Masa bau tanah yaitu masa tidak semangat untuk beramal. Seseorang akan melewati masa kecil, masa muda, dan masa tua. Masa kecil dan masa bau tanah yaitu masa sulit untuk beramal, berbeda dengan masa muda, yaitu masa emas untuk berinfak shalih.

Ibrahim An-Nakha’i mengatakan, “Jika seorang mukmin berada di usia senja dan pada ketika itu sangat sulit untuk beramal, maka ia akan dicatat sebagaimana dahulu (di waktu muda) ia pernah beramal. Inilah yang dimaksudkan dengan firman Allah (yang artinya): bagi mereka pahala yang tiada putus-putusnya.”

Ibnu Qutaibah mengatakan, “Makna firman Allah yang artinya “Kecuali orang-orang yang beriman” yaitu kecuali orang-orang yang beriman di waktu mudanya, di ketika kondisi fit (semangat) untuk beramal, maka mereka di waktu tuanya nanti tidaklah berkurang amalan mereka. Walaupun mereka tidak bisa melaksanakan amalan ketaatan di ketika usia senja. Karena Allah Ta’ala Maha Mengetahui, seandainya mereka masih diberi kekuatan berinfak sebagaimana waktu mudanya, maka mereka tidak akan berhenti dari berinfak kebaikan. Maka orang yang gemar berinfak di waktu mudanya, (di ketika bau tanah renta), ia akan diberi ganjaran sebagaimana di waktu mudanya.” (Lihat Zaad Al-Masiir, 9:172-174 dan Tafsir Syaikhul Islam Ibnu Taimiyah, 7:72)

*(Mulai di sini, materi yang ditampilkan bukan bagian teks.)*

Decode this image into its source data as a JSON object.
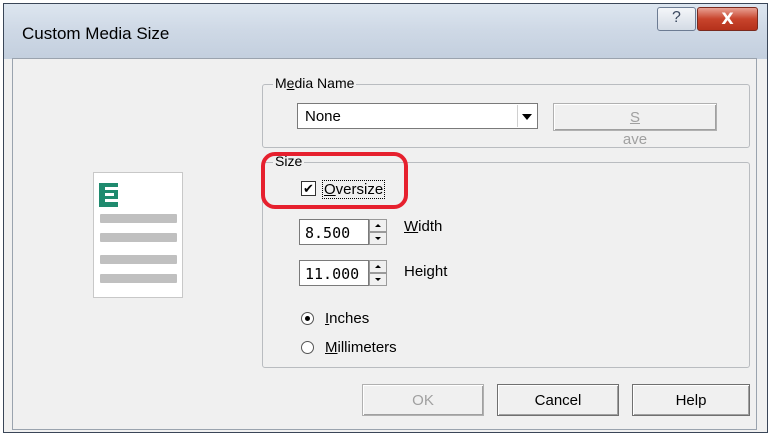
{
  "window": {
    "title": "Custom Media Size",
    "help_button": "?",
    "close_button": "X"
  },
  "media_name": {
    "legend_pre": "M",
    "legend_ul": "e",
    "legend_post": "dia Name",
    "selected": "None",
    "save_pre": "",
    "save_ul": "S",
    "save_post": "ave"
  },
  "size": {
    "legend": "Size",
    "oversize_pre": "",
    "oversize_ul": "O",
    "oversize_post": "versize",
    "oversize_checked": true,
    "width_value": "8.500",
    "width_pre": "",
    "width_ul": "W",
    "width_post": "idth",
    "height_value": "11.000",
    "height_pre": "Hei",
    "height_ul": "g",
    "height_post": "ht",
    "inches_pre": "",
    "inches_ul": "I",
    "inches_post": "nches",
    "millimeters_pre": "",
    "millimeters_ul": "M",
    "millimeters_post": "illimeters",
    "unit_selected": "Inches"
  },
  "buttons": {
    "ok": "OK",
    "cancel": "Cancel",
    "help": "Help"
  },
  "colors": {
    "highlight": "#e6202e",
    "logo": "#1f8a6e"
  }
}
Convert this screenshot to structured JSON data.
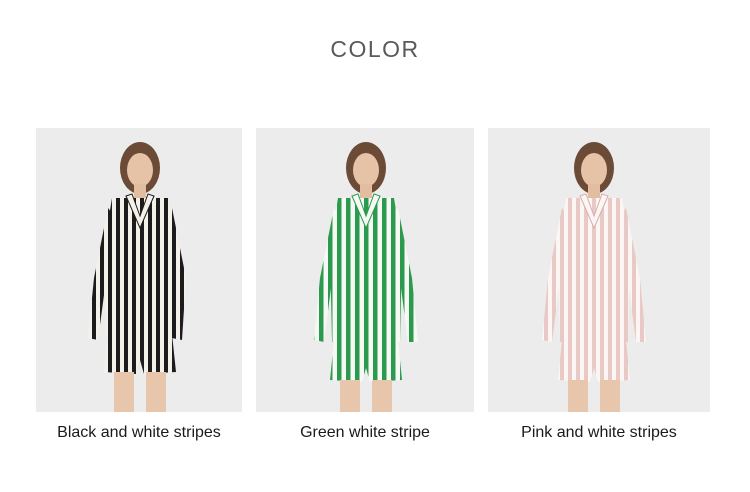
{
  "section_title": "COLOR",
  "variants": [
    {
      "caption": "Black and white stripes",
      "stripe_color": "#1c1c1c",
      "base_color": "#f4f1ea",
      "image": "model-black-white-stripes"
    },
    {
      "caption": "Green white stripe",
      "stripe_color": "#2c9a4e",
      "base_color": "#f6f8f4",
      "image": "model-green-white-stripes"
    },
    {
      "caption": "Pink and white stripes",
      "stripe_color": "#e8c9c6",
      "base_color": "#fbf5f3",
      "image": "model-pink-white-stripes"
    }
  ]
}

Jika seseorang sulit berinfak di waktu bau tanah padahal waktu mudanya gemar beramal, maka ia tetap dicatat menyerupai keadaannya di waktu muda. Sama halnya keadaannya menyerupai orang yang sakit dan bersafar. Dalam hadits Abu Musa radhiyallahu ‘anhu, Rasulullah shallallahu ‘alaihi wa sallam bersabda,

إِذَا مَرِضَ الْعَبْدُ أَوْ سَافَرَ ، كُتِبَ لَهُ مِثْلُ مَا كَانَ يَعْمَلُ مُقِيمًا صَحِيحًا

“Jika seorang hamba sakit atau bersafar, maka dicatat baginya semisal keadaan ketika ia berinfak ketika mukim atau sehat.” (HR. Bukhari, no. 2996)

Berlindung dari Keadaan Jelek di Waktu Tua

Jadi, usia muda yaitu masa fit (semangat) untuk beramal. Oleh alasannya itu, manfaatkanlah dengan sebaik-baiknya. Janganlah disia-siakan. Mintalah juga sumbangan kepada Allah dari usia bau tanah yang buruk sebagaimana do’a yang Nabi kita shallallahu ‘alaihi wa sallam contohkan. Anas bin Malik radhiyallahu ‘anhu berkata, Rasulullah shallallahu ‘alaihi wa sallam biasa meminta sumbangan dengan do’a,

اللَّهُمَّ إِنِّى أَعُوذُ بِكَ مِنَ الْكَسَلِ ، وَأَعُوذُ بِكَ مِنَ الْجُبْنِ ، وَأَعُوذُ بِكَ مِنَ الْهَرَمِ ، وَأَعُوذُ بِكَ مِنَ الْبُخْلِ

ALLAHUMMA INNI A’UDZU BIKA MINAL KASL WA A’UDZU BIKA MINAL JUBN, WA A’UDZU BIKA MINAL HAROM, WA A’UDZU BIKA MINAL BUKHL” (Artinya: Ya Allah, saya meminta sumbangan pada-Mu dari rasa malas, saya meminta sumbangan pada-Mu dari lemahnya hati, saya meminta sumbangan pada-Mu dari usia bau tanah (yang sulit untuk beramal) dan saya meminta sumbangan pada-Mu dari sifat kikir atau pelit).” (HR. Bukhari, no. 6371)

Ada empat hal yang diminta dilindungi dalam doa di atas:

1- Sifat al-kasal, yaitu tidak ada atau kurangnya dorongan (motivasi) untuk melaksanakan kebaikan padahal dalam keadaan bisa untuk melakukannya. Inilah sebagaimana yang dijelaskan oleh Imam Nawawi rahimahullah.

Bedanya dengan kasal dan ‘ajz, ‘ajz itu tidak ada kemampuan sama sekali, sedangkan kasal itu masih ada kemampuan namun tidak ada dorongan untuk melaksanakan kebaikan.

2- Sifat al-jubn, artinya berlindung dari rasa takut (lawan dari berani), yaitu berlindung dari sifat takut untuk berperang atau tidak berani untuk beramar ma’ruf nahi mungkar. Juga do’a ini bisa berarti meminta sumbangan dari hati yang lemah.

3- Sifat al-harom, artinya berlindung dari kembali pada kejelekan umur (di masa tua). Ada apa dengan masa tua? Karena pada masa tua, pikiran sudah mulai kacau, kecerdasan dan pemahaman semakin berkurang, dan tidak bisa melaksanakan banyak ketaatan.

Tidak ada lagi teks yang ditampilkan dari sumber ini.